Stanley Beckford — mento king

The Jamaica Observer’s Entertainment Desk continues with the 50th of its biweekly feature looking at seminal moments that have helped shape Jamaica over the past 60 years.

UNLIKE his contemporaries, four-time Jamaica Festival Song Competition winner Stanley Beckford’s star shone brightly outside of the annual contest.

The dimunitive showman had massive hits with his mento-flavoured ditties Broom Weed, Leave My Kisiloo, and Soldering.

Born in Portland, Beckford was raised by his grandparents. His career started as a rocksteady/reggae artiste in the late 1960s, but he switched to mento in the early 1970s and began playing for tourists in north coast hotels.

Up until his death on March 30, 2007 at 65, Beckford single-handedly kept the mento sound alive with a series of hit songs.

His Festival winners (twice with The Turbines, once with The Astronauts, and solo) were uptempo mento songs that featured his distinct nasal twang. Those songs were Come Sing With Me (1980), Dem A Fi Squirm (1986), Dem A Pollute (1994), and Fi Wi Island A Boom, which won in 2000.

Zac Henry, founding member of The Astronauts, describes Beckford as the consummate showman.

“I met Stanley about the late ’60s, early ’70s. He could take any song and put a mento twist to it… He was the master of ad lib; his style was special. He could dance and he always found some costume you would have to talk about,” Henry told the Jamaica Observer. “Stanley was a jovial and ‘vibesy’ person.”

Keeping mento in the mainstream was probably Beckford’s greatest accomplishment. He had big hits in the 1970s, a fertile period for roots-reggae and Rastafari.

His breakthrough song came in 1975 with the risqué Soldering, which was banned from Jamaican airwaves. Interestingly, that song was covered by an emerging American duo named Hall and Oates for their 1975 album Daryl Hall & John Oates.

Other Soldering tidbits: It was co-written by Beckford and Alvin Ranglin, who produced several of Gregory Isaacs’s hits, including Love is Overdue and Border.

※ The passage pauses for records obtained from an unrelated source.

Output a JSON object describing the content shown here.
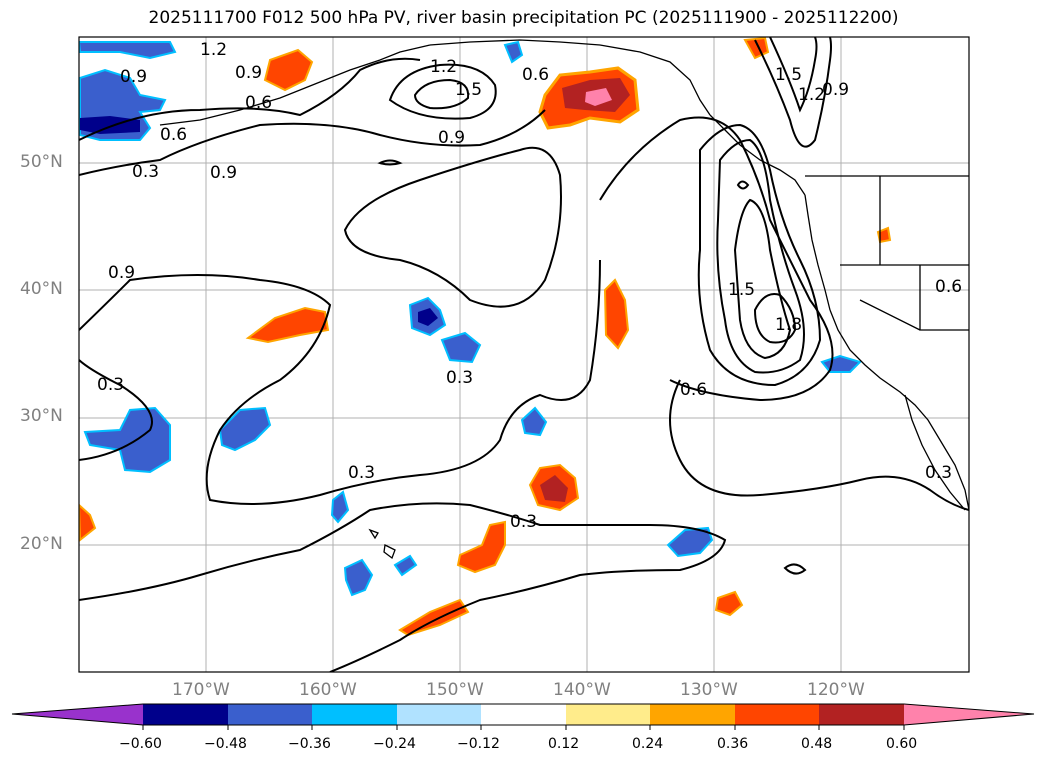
{
  "title": "2025111700 F012 500 hPa PV, river basin precipitation PC (2025111900 - 2025112200)",
  "latitude_labels": [
    {
      "deg": 50,
      "text": "50°N"
    },
    {
      "deg": 40,
      "text": "40°N"
    },
    {
      "deg": 30,
      "text": "30°N"
    },
    {
      "deg": 20,
      "text": "20°N"
    }
  ],
  "longitude_labels": [
    {
      "deg": -170,
      "text": "170°W"
    },
    {
      "deg": -160,
      "text": "160°W"
    },
    {
      "deg": -150,
      "text": "150°W"
    },
    {
      "deg": -140,
      "text": "140°W"
    },
    {
      "deg": -130,
      "text": "130°W"
    },
    {
      "deg": -120,
      "text": "120°W"
    }
  ],
  "map_extent": {
    "lon_min": -180,
    "lon_max": -110,
    "lat_min": 10,
    "lat_max": 60
  },
  "contour_labels": [
    "1.2",
    "0.9",
    "0.9",
    "1.2",
    "1.5",
    "0.6",
    "1.5",
    "1.2",
    "0.9",
    "0.6",
    "0.6",
    "0.9",
    "0.3",
    "0.9",
    "0.9",
    "1.5",
    "1.8",
    "0.3",
    "0.3",
    "0.6",
    "0.3",
    "0.3",
    "0.3",
    "0.6"
  ],
  "colorbar": {
    "colors": [
      "#9932cc",
      "#00008b",
      "#3a5fcd",
      "#00bfff",
      "#b0e2ff",
      "#ffffff",
      "#ffec8b",
      "#ffa500",
      "#ff4500",
      "#b22222",
      "#ff82ab"
    ],
    "tick_labels": [
      "−0.60",
      "−0.48",
      "−0.36",
      "−0.24",
      "−0.12",
      "0.12",
      "0.24",
      "0.36",
      "0.48",
      "0.60"
    ]
  }
}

Beckford was backed on Soldering by Soul Syndicate, one of the top bands in reggae history.

Broom Weed and Leave my Kisiloo were other radio-friendly Stanley Beckford songs that became favourites prior to his Festival success. Along with Soldering, they are on the 2002 album Stanley Beckford Plays Mento.

Though he was best known for mento and his Festival Song Contest triumphs, Stanley Beckford recorded a number of reggae songs, mainly for Ranglin’s G G Records. Some of his albums were distributed by companies such as Dynamic Records and Tuff Gong.

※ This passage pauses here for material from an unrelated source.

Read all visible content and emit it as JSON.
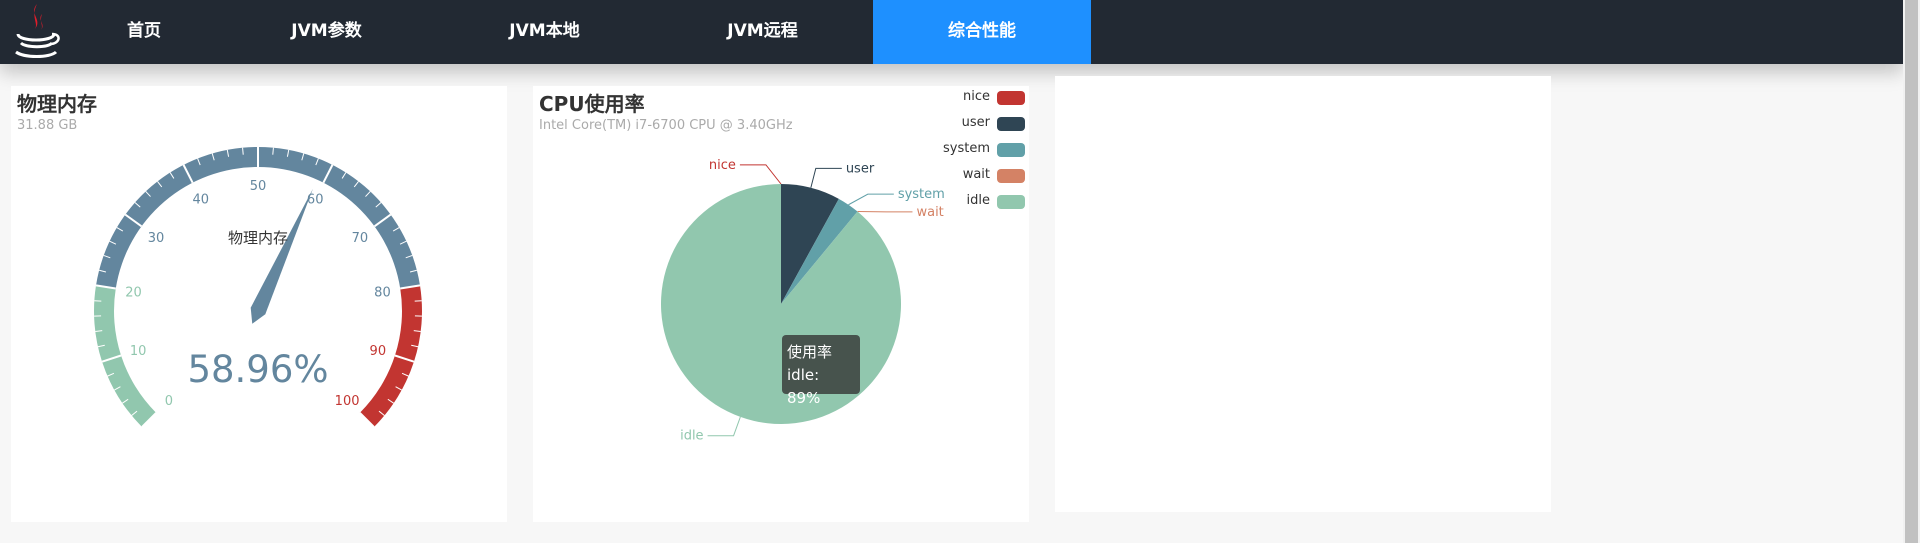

In April 2007 American author David Katz wrote a comprehensive obituary saluting Beckford’s understated legacy for Britain’s The Guardian newspaper.

“In 2001, while playing hotel performances with the Fab 5 band, he was asked by French record executives to record an album of old-time mento for the European market. On Stanley Beckford Plays Mento, released by Barclay, Beckford was backed by the Blue Glaze band, one of the island’s top mento groups, with additional harmony provided by his wife Thelma and daughter Monique. The album and European tours gave Beckford a new audience. In France he was compared to Compay Segundo of the Buena Vista Social Club and his success there led to the 2004 follow-up Reggaemento released by Warners.”

Proof that Stanley Beckford was much more than a Festival and mento singer.